También llegó el turno de Vlad, y cuando el contable se giró para mirarle, sólo pudo fruncir el ceño con fuerza.

"¿Cómo te va, arrogante de mierda?", preguntó Vlad al ver a este molesto miembro del personal.

"Me iría mejor si no te viera, sucio chucho, mierdecilla.

"Jaja, sí que eres lindo arrogante de mierda. Pero mejor cuida tu boca. Si los tíos supieran de tu comportamiento, seguro que te darían una lección".

"Hmph, pueden intentarlo. Pero te aseguro que también lo pagarán caro".

"Sin embargo, no te apresures a ir a tu puesto habitual. Hoy tienes suerte. Te han seleccionado para trabajar en el punto medio de la galería, cargando piedras".

"¿Qué? ¿Estás seguro? ¿Desde cuándo recibo ese trato?"

"Bueno, se puede decir que me aburrí de verte salir siempre de las minas y desmayarte todo el día. Así que ahí tienes, un trabajo fácil para ti también. Trato de una vez al año".

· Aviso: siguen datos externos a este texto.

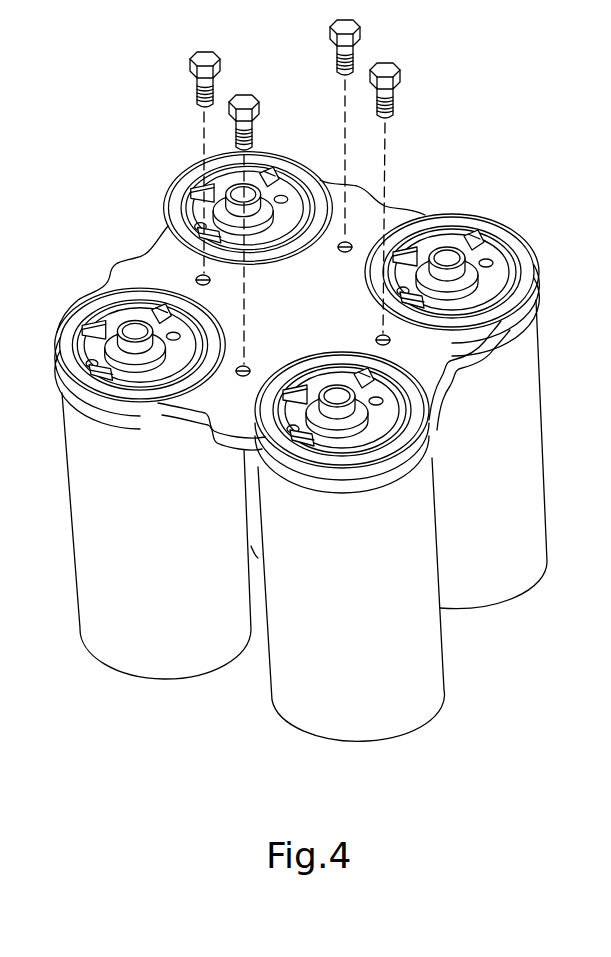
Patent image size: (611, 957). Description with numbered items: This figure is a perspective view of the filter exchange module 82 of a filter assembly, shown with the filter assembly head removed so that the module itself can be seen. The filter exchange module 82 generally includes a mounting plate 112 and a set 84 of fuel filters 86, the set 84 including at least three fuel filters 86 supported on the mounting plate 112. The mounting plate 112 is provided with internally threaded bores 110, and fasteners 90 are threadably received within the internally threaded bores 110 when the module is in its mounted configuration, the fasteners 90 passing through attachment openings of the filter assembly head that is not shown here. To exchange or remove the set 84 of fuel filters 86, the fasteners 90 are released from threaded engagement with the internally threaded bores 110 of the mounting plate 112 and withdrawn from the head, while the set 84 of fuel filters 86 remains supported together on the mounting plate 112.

The filter exchange module 82 is at (324, 284).
The set of fuel filters 84 is at (314, 447).
The fuel filter 86 is at (80, 600).
The fastener 90 is at (220, 62).
The internally threaded bore 110 is at (198, 273).
The mounting plate 112 is at (515, 328).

"Hmm, claro, claro. ¿Trato de una vez al año? Lo aceptaré".

Vlad cumplió y fue a buscar su recipiente para recoger las piedras y reunirse con los chicos en la entrada de la galería.

Hablaron un poco, preguntando por su trabajo, y cuando se enteró de lo que tenían, sintió algo raro, pero al igual que su propio trabajo, el chico del personal podría querer meterse con la gente de diferentes maneras.

"Bueno, no puedo decir mucho sobre mi trabajo, chicos. Vosotros dos tened cuidado de no estropear nada, ya que este camino, según he oído, está recién construido".

Los chicos que recibían sus trabajos se fueron por separado a hacer sus tareas.

Vlad fue el primero en ponerse en marcha con el transporte de piedras. Lo tenía fácil ahora con su cuerpo reforzado. Rápidamente llenó su recipiente de piedras. No tardó en salir de la mina para llevarlas al vertedero. Mientras subía fuera de la mina, Vlad notó que alguien bajaba por la mina. Era Glim, que también parecía haber conseguido un trabajo en el camino más profundo.

Teniendo eso en cuenta, continuó su camino hacia el vertedero.

En otros lugares de la mina, Kipset e Inorra llegaron por fin a su lugar designado.

"Espera, ¿qué? ¿Somos los únicos aquí? ¿Debe ser esta una nueva ruta de expansión de la galería?"

"Sí, esto parece un poco raro. Pero podría haber más aquí una vez que pase el tiempo. Hagamos nuestro trabajo antes de preocuparnos por los demás. Si no hay gente para llevar las piedras, dejaremos de trabajar y esperaremos hasta que venga alguien".

Los dos cogieron su pico y empezaron a romper la piedra con movimientos cuidadosos, y mientras hacían eso durante 15 minutos, finalmente oyeron que alguien se acercaba a la galería.

Sin mirar quién venía, siguieron con su trabajo, pero el que llegaba tenía claramente una sonrisa maligna en su cara de fastidio.

'Por fin podré vengarme de vosotros, bastardos traidores'.